Perampokan adalah suatu tindakan yang menyimpang. Menyimpang itu sendiri menurut Robert M. Z. Lawang penyimpangan perilaku adalah semua tindakan yang menyimpang dari norma yang berlaku dalam sistem sosial dan menimbulkan usaha dari mereka yang berwenang dalam sitem itu untuk memperbaiki perilaku menyimpang.
Dalam Pasal 362 KUHP dikatakan “pengambilan suatu barang, yang seluruh atau sebagiannya kepunyaan orang lain, dengan maksud untuk dimiliki secara melawan hukum diancam karena pencurian”. Dengan demikian perampokan juga dapat dikatakan sebagai pencurian atas suatu barang.
Perampokan memang sangat berbeda dengan pencurian. Namun substansi yang ada dalam perampokan sama dengan pencurian. Letak perbedaan keduanya pada teknis dilapangan, perampokan adalah tindakan pencurian yang berlangsung saat diketahui sang korban, sedangkan pencurian identik dilakukan saat tidak diketahui korban.

Kasus Perampokan Toko Emas di Yogyakarta
Kasus perampokan sadis dengan korban distributor emas, Wely Chandra (37), di Jalan Kranggan Timur No 12 Semarang akhirnya terbongkar. Unit gabungan Resmob Polda Jateng dan Resmob Polwiltabes Semarang berhasil membekuk dua orang pelakunya, dalam sebuah penggerebekan di dua tempat terpisah di Semarang, Senin (23/6) kemarin.
Hingga Selasa (24/6) pagi tadi, dua tersangka yakni Ng (42) dan Sa (32) masih dikeler petugas guna mencari pelaku lainnya yang diperkirakan berjumlah enam orang.
Sedangkan barang bukti yang diamankan di antaranya perhiasaan emas. Barang bukti tersebut disita petugas dalam sebuah penggeledahan di salah satu toko emas di daerah Peterongan Semarang.
Seperti diketahui, aksi para perampok tersebut tergolong sadis.

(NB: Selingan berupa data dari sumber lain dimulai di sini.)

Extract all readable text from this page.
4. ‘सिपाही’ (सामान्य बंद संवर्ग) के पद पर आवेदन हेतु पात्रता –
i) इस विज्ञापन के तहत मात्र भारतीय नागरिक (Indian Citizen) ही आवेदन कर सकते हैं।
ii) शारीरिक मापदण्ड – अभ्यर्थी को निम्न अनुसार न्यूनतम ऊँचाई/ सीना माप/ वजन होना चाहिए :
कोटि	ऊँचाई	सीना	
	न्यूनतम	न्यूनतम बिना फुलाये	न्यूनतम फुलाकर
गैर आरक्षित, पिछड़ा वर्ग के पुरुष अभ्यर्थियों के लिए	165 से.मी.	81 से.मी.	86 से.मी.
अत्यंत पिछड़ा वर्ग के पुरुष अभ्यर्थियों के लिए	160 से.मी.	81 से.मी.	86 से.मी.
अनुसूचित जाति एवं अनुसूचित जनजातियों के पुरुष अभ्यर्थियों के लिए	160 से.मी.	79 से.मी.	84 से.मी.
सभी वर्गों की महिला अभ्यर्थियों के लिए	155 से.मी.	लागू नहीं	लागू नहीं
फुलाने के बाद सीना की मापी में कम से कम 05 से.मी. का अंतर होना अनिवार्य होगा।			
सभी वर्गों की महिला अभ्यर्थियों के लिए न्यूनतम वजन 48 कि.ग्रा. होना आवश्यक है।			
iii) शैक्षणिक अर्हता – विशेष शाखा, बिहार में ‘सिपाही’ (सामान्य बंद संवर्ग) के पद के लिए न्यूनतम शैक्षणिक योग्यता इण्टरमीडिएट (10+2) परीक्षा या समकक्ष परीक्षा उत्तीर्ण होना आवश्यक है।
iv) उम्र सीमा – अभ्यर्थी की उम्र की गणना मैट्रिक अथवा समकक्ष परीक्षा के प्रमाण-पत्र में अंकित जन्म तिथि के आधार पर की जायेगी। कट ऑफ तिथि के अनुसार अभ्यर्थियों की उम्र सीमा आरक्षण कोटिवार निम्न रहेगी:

Mereka tak hanya menggasak emas seberat satu kuintal (100 kg) senilai Rp 25 miliar, tetapi juga menghabisi tiga nyawa. Yakni Wely Chandra dan istrinya, serta seorang pembantunya. Dua korban bahkan dibuang bersama mobilnya (Kijang Innova) di kawasan kampus Unnes atau sekitar 7 km dari lokasi perampokan.
Menurut informasi, kedua tersangka yang ditangkap tersebut merupakan perencana aksi perampokan, sementara eksekutornya tengah diburu polisi. Dua pelaku ini diketahui telah berulang kali lolos dari penyergapan polisi. Mereka berpindah-pindah dari satu tempat ke tempat yang lain untuk menghindari pelacakan polisi. Hingga akhirnya dibekuk saat kembali ke rumahnya.
Dari data yang diperoleh Wawasan, komplotan ini merupakan perampok spesialis toko emas yang telah beraksi di berbagai tempat. Mereka diketahui terlibat dalam perampokan toko emas di Solo dan Bandung.
Penangkapan dua perampok ini berdasarkan temuan handphone (hp) milik salah seorang pelaku yang sempat tertinggal di lokalisasi Sunan Kuning (SK) Semarang, beberapa waktu lalu. Hp tersebut sempat diamankan tim Densus 88 Mabes Polri, lantaran ada dugaan para pelaku merupakan jaringan teroris.
Semalam hingga pagi tadi, aparat gabungan Polwiltabes Semarang dan Polda Jateng juga terus memburu satu pelaku yang diduga kuat masih berada di Semarang. Berbekal keterangan yang diperoleh, pihak kepolisian menyisir berbagai tempat di kota Semarang.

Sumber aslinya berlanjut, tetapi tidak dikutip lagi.